The sad fact is that in autism, as in many other diseases, there is plenty of generic evidence for genetic risk factors playing some role (because the disorder seems to cluster somewhat in families), yet the prevalence has grown rapidly only in a recent few decades. Yes, there is the lingering question of whether prevalence has actually risen, or just the probability that a child will be diagnosed with one of a broadened spectrum of disorders, but prevalence has continued to rise rapidly even in the last few years, while the definition of the spectrum has been the same, which makes it seem less likely that rates are simply reflecting increased or altered diagnosis. This shows that even if there are gene-environment interactions, the trait is preponderantly due to environmental factors--unfortunately, despite all sorts of guesses and wild guess, the factors are not yet known.

GWAS and other mapping approaches held out hope to many, and even to some extent to skeptics, that diseases like autism for which there was no good physiological understanding could reveal genes, and hence mechanisms that would lead both to understanding and eventually to treatment. But this hope really hasn't been borne out.

The current typical response (and that of the authors of these studies) is that we need larger studies of various genetic sorts. As we've said a few times in this blog, and as even some GWAS proponents believe, that is most likely to mean much more work to find much less, and unlikely to really crack the problem. Larger studies will in principle find rarer things, but that only works if the increase in study size isn't accompanied by even greater risk heterogeneity (an improved signal to noise ratio). Even complete DNA sequence can't automatically pull the rabbit out of the hat, because the more DNA examined the more variable sites one will find.

Since it is likely that much of what we're looking for is regulatory, and we don't yet know very well how to identify such sequences, we'll be awash in DNA data with no clearer biological picture. There are some subtle points afoot here. They have to do with the statistical nature of these studies. It's possible in principle that even with densely-marked GWAS no marker will have detectably strong association with the true causal site (or, worse, sites) in a chromosome region. Full DNA sequence would in principle include the site(s) directly, but the plethora of data may well obscure it. Generally, if individual signal is strong enough to be breakthrough-generating, we should have seen it by now.
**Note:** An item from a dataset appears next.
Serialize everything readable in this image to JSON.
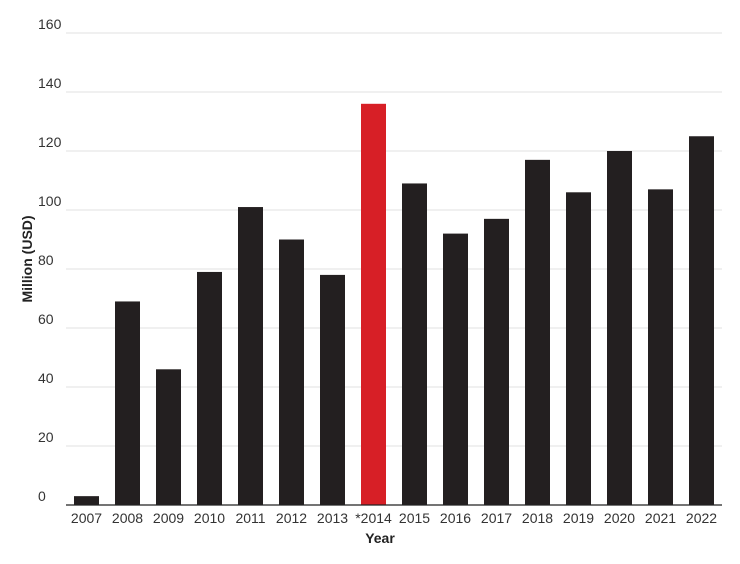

So, each new study like these recent ones presses home the dual points: large association studies simply do not seem to be the way to understand these complex traits, and instead we need some clever person to show us a better way.

We need to get GWAS off our mind (though it doesn't seem likely to happen any time soon). Being negative about GWAS may seem unseemly. But it is an attempt to be constructive. These problems are so worth studying that they are worth studying right rather than just studying again and again in the same unsatisfactory way.